Resumen
Una historia de como la vida se repite sin poderlo evitar.
Relato
A falta de media hora para las dos, Zulima, la última carrera del padre en el vientre de la madre, que agotada de tanto parto había muerto al dar a luz, descubrió que algo estaba creciendo en su interior. Se había prometido, después de años compartiendo miseria con sus ocho hermanos, que ella no daría su útero a corromper, porque la escasa posibilidad de dejar sin madre a un bastardo le parecía el mayor delito. Su padre, desaparecido en el combate diario de conseguir alimento y poder pagar el techo, había estado ausente. Su hermano mayor, Andrés, y Beatriz, la gemela, habían asumido paternidad y maternidad a la tierna edad de doce años. Carlos, David, Emilia, Fina, Gala, Helena, hacían los ocho hermanos, que por alguna extraña enfermedad venían de dos en dos. En el último embarazo, la madre decidió parar el abecedario y bautizar con Y y Z, por si el universo encantado con el juego, se proponía coronar el alfabeto con su vientre. Contra todo pronóstico esta vez solo llevaba un bebé en ella y como conclusión, el universo decidió que la partera fuera la finada, y así, ser certero en la sequía del útero. Parecía que marido y mujer tenían el don de la fecundidad, y conservar el miembro de él en los pantalones, y el vientre de ella seco, era más difícil que dar muerte, por conceder el placer a la decente mujer.

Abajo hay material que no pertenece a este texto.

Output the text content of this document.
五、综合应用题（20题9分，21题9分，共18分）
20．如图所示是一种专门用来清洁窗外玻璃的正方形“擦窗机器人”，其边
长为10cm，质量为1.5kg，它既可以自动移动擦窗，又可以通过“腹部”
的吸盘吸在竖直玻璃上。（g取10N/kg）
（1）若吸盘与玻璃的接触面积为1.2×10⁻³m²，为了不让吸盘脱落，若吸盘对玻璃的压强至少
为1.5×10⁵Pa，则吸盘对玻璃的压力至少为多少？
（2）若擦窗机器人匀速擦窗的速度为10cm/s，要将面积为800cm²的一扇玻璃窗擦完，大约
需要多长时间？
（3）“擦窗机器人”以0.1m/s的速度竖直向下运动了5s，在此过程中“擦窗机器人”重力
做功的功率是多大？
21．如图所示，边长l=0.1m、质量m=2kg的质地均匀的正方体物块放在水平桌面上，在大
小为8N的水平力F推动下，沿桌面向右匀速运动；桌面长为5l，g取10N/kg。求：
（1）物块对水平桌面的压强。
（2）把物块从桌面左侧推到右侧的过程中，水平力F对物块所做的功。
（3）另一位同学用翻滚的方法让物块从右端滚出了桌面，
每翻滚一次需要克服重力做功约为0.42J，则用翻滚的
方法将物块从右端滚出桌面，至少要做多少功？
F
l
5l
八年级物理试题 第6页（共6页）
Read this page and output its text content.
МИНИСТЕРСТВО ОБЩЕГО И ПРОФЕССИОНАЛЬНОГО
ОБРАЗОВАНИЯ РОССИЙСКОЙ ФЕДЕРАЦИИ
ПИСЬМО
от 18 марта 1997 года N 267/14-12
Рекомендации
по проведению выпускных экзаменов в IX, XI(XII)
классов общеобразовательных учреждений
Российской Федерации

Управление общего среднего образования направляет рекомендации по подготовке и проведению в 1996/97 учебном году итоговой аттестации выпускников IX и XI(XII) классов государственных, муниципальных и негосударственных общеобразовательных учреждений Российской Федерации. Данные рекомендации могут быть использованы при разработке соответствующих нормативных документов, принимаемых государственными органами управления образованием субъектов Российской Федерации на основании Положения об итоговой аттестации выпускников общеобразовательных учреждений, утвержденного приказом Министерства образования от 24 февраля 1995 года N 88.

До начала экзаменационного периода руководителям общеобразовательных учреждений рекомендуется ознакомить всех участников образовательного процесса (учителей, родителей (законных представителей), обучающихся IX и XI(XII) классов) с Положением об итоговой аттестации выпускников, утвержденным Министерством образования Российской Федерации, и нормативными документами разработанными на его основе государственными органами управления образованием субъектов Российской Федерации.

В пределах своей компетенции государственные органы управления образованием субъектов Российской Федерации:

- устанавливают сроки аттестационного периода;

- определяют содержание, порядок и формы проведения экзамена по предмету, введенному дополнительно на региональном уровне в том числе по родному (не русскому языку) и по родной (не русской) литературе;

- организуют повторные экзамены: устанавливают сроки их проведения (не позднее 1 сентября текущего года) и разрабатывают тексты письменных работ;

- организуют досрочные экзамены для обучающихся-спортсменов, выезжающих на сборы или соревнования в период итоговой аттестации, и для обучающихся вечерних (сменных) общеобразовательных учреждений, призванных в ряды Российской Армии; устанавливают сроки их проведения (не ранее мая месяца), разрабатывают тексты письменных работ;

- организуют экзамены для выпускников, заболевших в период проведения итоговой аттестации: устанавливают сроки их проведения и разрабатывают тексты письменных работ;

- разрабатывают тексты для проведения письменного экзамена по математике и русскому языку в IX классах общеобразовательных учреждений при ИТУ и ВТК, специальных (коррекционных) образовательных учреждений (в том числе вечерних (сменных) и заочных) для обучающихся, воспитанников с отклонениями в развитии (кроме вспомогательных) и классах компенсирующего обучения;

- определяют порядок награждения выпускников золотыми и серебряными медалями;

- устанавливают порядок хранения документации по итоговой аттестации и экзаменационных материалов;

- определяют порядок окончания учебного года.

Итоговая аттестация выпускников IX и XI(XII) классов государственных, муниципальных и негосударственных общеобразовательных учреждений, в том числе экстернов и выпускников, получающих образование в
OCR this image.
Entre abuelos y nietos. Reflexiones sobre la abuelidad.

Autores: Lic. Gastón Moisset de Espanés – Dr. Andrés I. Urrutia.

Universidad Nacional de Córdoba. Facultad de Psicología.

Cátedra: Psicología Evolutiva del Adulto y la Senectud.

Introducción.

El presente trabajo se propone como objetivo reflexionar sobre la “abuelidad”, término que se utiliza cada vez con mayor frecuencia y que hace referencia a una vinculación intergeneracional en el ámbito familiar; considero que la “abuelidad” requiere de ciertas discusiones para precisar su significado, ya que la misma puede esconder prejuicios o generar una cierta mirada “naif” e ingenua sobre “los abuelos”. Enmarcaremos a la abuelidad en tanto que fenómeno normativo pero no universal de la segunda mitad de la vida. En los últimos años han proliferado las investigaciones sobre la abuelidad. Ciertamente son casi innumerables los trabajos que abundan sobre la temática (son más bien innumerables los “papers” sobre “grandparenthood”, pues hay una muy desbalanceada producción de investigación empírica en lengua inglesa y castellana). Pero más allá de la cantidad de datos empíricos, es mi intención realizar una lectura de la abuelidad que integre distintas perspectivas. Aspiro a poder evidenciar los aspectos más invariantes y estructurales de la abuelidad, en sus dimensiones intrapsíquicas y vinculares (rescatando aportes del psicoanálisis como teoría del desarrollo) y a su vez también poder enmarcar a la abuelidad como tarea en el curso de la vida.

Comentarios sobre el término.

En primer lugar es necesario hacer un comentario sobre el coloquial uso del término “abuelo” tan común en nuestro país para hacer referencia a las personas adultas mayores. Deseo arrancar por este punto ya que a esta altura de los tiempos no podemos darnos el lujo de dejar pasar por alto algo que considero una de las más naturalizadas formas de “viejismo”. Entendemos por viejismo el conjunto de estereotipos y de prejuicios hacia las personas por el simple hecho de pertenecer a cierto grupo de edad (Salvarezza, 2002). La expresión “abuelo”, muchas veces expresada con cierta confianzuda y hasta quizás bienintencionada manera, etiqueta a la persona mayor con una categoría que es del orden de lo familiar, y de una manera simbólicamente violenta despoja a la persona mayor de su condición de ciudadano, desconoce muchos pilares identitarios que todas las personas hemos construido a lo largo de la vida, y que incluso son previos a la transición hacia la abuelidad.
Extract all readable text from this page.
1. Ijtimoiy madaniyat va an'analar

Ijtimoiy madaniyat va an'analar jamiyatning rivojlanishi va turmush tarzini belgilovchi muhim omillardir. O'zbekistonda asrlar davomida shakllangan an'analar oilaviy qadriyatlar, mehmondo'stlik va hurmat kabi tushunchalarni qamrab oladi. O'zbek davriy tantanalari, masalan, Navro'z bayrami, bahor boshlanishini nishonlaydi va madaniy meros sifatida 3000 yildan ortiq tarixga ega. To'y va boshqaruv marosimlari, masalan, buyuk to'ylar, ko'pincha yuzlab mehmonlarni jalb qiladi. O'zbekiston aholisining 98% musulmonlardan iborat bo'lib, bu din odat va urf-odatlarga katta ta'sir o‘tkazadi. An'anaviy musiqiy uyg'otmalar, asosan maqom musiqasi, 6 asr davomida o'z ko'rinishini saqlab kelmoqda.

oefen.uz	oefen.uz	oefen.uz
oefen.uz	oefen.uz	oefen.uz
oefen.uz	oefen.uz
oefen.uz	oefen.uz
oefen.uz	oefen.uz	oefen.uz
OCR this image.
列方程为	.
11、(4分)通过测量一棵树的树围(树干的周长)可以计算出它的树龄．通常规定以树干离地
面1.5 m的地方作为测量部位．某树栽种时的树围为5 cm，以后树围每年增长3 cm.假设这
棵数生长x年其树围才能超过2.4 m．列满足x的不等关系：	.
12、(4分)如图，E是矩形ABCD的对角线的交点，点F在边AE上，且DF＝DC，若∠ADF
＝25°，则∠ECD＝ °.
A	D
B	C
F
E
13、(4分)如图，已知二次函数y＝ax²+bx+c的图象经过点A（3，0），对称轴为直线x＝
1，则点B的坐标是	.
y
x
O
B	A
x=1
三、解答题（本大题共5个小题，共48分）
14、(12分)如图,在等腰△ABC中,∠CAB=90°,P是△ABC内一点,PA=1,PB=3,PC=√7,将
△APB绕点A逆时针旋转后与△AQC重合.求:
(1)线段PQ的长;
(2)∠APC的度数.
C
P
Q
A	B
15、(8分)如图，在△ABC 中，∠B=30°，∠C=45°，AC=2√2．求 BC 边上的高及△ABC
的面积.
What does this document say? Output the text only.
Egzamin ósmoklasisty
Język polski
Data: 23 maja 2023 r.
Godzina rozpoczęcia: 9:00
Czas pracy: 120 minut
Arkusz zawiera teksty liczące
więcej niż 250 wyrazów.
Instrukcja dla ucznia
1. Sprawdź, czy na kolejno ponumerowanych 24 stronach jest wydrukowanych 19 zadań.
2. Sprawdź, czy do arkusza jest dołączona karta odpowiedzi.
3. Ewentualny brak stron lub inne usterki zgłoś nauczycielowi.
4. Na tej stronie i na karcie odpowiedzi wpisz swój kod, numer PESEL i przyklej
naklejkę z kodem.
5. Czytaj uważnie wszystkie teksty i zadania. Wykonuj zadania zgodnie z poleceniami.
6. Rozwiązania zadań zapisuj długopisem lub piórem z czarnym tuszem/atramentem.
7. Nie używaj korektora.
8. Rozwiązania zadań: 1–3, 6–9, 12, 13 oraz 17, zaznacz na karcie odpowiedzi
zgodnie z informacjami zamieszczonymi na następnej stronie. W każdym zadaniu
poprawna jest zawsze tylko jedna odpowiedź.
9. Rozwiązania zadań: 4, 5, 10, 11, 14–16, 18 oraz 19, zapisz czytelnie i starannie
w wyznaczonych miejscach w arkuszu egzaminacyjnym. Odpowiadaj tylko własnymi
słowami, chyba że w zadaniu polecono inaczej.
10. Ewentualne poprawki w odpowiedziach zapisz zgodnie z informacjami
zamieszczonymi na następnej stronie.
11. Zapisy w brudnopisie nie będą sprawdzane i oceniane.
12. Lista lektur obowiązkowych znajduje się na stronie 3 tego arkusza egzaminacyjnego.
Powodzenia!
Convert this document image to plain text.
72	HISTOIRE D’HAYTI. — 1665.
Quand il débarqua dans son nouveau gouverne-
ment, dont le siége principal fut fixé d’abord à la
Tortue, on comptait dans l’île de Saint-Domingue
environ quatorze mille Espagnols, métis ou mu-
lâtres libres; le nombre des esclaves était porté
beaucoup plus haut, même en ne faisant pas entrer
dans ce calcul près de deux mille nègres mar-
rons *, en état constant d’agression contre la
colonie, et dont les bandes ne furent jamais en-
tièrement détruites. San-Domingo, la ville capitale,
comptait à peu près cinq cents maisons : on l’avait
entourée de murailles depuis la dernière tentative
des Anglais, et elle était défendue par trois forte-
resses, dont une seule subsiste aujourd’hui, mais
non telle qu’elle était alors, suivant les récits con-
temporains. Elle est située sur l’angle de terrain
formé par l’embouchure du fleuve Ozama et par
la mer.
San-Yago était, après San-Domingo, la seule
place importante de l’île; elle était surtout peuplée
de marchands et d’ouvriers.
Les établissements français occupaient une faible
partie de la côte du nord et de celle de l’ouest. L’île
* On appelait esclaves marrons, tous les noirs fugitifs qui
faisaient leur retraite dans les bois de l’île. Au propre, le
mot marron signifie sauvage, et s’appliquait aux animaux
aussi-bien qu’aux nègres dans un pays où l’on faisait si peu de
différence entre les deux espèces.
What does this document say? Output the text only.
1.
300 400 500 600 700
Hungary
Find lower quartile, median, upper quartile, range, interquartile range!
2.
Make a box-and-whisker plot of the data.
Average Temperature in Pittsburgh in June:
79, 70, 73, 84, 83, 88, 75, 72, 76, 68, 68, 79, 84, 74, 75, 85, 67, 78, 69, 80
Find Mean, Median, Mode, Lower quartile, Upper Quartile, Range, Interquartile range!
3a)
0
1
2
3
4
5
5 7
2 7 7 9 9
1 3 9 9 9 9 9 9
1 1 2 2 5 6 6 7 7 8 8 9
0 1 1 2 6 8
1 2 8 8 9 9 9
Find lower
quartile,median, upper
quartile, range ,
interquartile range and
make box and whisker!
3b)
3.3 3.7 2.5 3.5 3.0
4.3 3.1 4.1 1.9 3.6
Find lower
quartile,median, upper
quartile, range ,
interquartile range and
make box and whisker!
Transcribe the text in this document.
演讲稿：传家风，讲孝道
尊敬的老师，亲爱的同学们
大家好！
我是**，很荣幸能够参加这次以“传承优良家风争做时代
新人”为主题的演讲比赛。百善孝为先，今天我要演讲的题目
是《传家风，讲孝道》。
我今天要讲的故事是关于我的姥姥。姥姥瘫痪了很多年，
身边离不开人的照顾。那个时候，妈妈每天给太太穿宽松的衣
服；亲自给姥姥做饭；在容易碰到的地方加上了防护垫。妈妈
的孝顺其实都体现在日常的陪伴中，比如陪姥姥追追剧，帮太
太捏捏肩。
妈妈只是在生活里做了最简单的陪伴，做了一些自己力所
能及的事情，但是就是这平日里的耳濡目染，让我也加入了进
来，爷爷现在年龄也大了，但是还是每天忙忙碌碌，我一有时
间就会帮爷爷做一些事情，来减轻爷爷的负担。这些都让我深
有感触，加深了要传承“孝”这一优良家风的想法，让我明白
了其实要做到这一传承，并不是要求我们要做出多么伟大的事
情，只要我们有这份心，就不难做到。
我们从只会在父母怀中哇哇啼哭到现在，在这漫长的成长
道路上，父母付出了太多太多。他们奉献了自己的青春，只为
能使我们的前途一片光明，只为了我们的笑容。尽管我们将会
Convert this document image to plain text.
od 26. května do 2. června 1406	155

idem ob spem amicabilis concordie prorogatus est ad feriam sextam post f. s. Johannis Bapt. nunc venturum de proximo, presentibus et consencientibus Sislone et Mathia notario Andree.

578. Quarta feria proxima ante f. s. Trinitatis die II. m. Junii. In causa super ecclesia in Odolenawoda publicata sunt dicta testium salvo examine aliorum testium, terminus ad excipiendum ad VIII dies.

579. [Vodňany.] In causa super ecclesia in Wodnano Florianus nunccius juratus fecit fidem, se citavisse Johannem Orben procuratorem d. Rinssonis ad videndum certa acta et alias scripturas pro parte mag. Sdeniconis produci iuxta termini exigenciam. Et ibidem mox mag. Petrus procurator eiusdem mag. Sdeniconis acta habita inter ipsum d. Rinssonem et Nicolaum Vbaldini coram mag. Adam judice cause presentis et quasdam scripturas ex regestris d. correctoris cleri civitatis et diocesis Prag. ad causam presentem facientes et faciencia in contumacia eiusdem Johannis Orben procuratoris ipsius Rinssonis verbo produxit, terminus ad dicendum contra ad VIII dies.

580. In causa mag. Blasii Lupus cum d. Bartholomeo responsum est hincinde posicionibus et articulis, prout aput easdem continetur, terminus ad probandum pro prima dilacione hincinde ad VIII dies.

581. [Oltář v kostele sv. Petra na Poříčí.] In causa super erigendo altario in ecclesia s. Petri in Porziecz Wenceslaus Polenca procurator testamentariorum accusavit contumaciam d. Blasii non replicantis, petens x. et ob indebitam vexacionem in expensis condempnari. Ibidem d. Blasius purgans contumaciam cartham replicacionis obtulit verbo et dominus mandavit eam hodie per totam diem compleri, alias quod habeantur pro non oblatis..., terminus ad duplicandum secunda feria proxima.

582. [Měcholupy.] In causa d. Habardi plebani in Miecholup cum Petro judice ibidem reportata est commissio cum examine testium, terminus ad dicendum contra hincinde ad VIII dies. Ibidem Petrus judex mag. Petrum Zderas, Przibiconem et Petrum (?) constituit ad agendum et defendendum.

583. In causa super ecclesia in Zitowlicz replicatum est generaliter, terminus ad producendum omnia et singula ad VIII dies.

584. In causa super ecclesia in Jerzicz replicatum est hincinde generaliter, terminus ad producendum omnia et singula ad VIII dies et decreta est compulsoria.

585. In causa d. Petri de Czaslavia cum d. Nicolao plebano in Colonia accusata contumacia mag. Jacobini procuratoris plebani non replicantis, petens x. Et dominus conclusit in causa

A falta de media hora para las dos, hora en la que religiosamente el campanario sonaba para dar paso al párroco hacia la mesa, Zulema había derramado gotas, primero de orín en aquella tabla predictora y después en su mejilla camino del cuello.
Solo podía haber un padre, y ese era el Padre, que con cuidadosa engañifa había conseguido que aquella menor se levantara la falda y dejara que él, cual Dios, entrara en su interior.
A falta de media hora para las dos, momento en el que ella cuidadosamente servía la mesa, y tenía a punto la comida caliente en la cazuela, en espera que aquella boca llegara para saciar su estómago redondo, Zulema sintió que el mundo se derrumbaba, que su vida se acababa y que no le quedaba otra que la muerte segura, o la de ella o la de la criatura. Pensó que en todo caso si ella moría, cometería a su vez un parricidio, del que igual obtendría perdón divino puesto que así eximía del pecado a aquel santo varón que perdía la decencia bajándose los calzones. Pensó también en ejecutar al hombre, por la situación en qué la había colocado pero eso no le desharía del problema de su vientre inflado. Así que a falta de media hora para las dos, decidió hacer el completo. Cogió el arma que el cura guardaba con cuidado en la sacristía que ella limpiaba, y la cargó, como si lo hubiera hecho toda su vida.
Y a las dos, cuando el campanario tocaba pareciéndole a ella que era un toque de muerto, y cuando el cura se hubo sentado, persignado y bendecido el alimento, Zulema, que desde que entró a trabajar, comía con el sacerdote, levantó las manos con el arma que el párroco guardaba en el zaguán y apuntó al futuro cadáver.
—Dios quiere juzgarte ya por haberme violado, y provocar que ahora tenga una vida dentro— dijo esperando ver el miedo a la muerte en sus ojos de carnero — Y no te preocupes— continuó— luego que me juzgue a mí por haberte matado, igual nos vamos juntos al averno.
Entonces dejó unos instantes entre el disparo ajeno y el propio, solo para disfrutar de la muerte de aquel impostor. Seguro que el infierno sería mejor que su vida.